Now that I’m 13 years in I finally realized that there are no silver
bullets in software development. You will find yourself 50% of the way through developing a piece of software or solving a problem, then realize you need concurrency but you’ve been writing in Python. So you read some blog post about goroutines or complaining about the GIL and say screw it and switch to Go. Shortly after you realize that static typing is a real pain so you pick up Clojure which does concurrency and dynamic typing. Then shortly after that you’ll find out the JVM isn’t lightweight and Lisp is weird etc. etc. etc. until the rabbit hole never stops.

The point here is not that you shouldn’t choose the Right Tool For the Job™ but that most of the time even the right tool will still have parts that feel like
slogging through mud.

Please don’t think I’m discouraging you from picking up other programming
languages, I’m not. At this point in your journey it might be the best
way for you to learn, you can see more of how to do Functional Programming using Elixir, or how if done right concurrency is really easy such as in Go, or if you want to make interactive web applications you need to learn JavaScript.

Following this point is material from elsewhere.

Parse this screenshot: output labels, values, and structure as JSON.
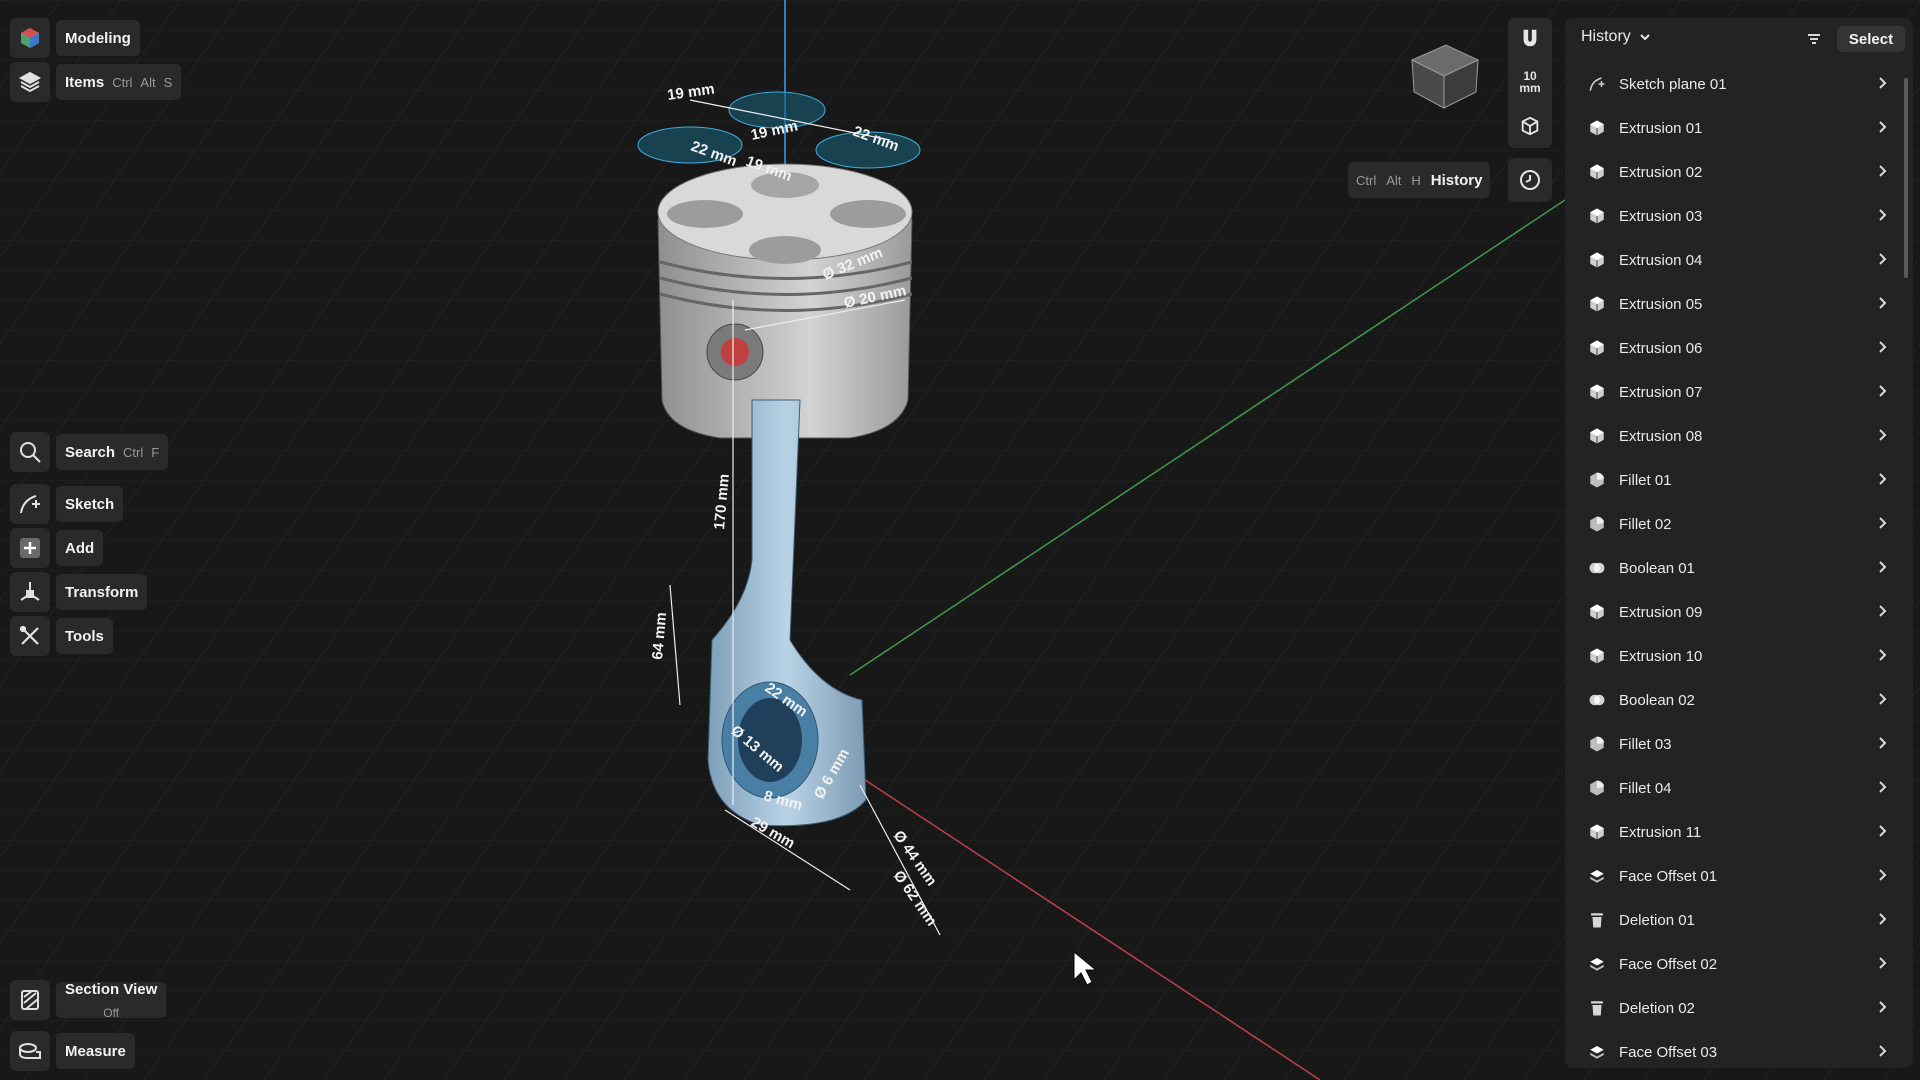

My point is to say don’t switch languages because you were building something and it got to a point where it’s difficult, you’ll just be moving that difficulty to somewhere else in your program by switching and you’ll never master The Art of Getting Shit Done.

My final advice is never be afraid to read. Read the docs, read the source, read Stack Overflow. Googling how to do something and taking an answer from Stack Overflow does NOT make you a bad programmer or mean your stupid. Every developer does it every single day. If you ever see a programmer write a bunch of code without reading any documentation it’s only because they’ve read the documentation so many times they memorized it. Not because they just “think the right way”. No programmer is a literal wizard, and very rarely are they some kind of “super genius”.

Since we’re already dropping Jeff Atwood links in this post I’ll leave you with these two final notes on the subject Read the Source Luke and Good Programmers Never Write What They Can Steal.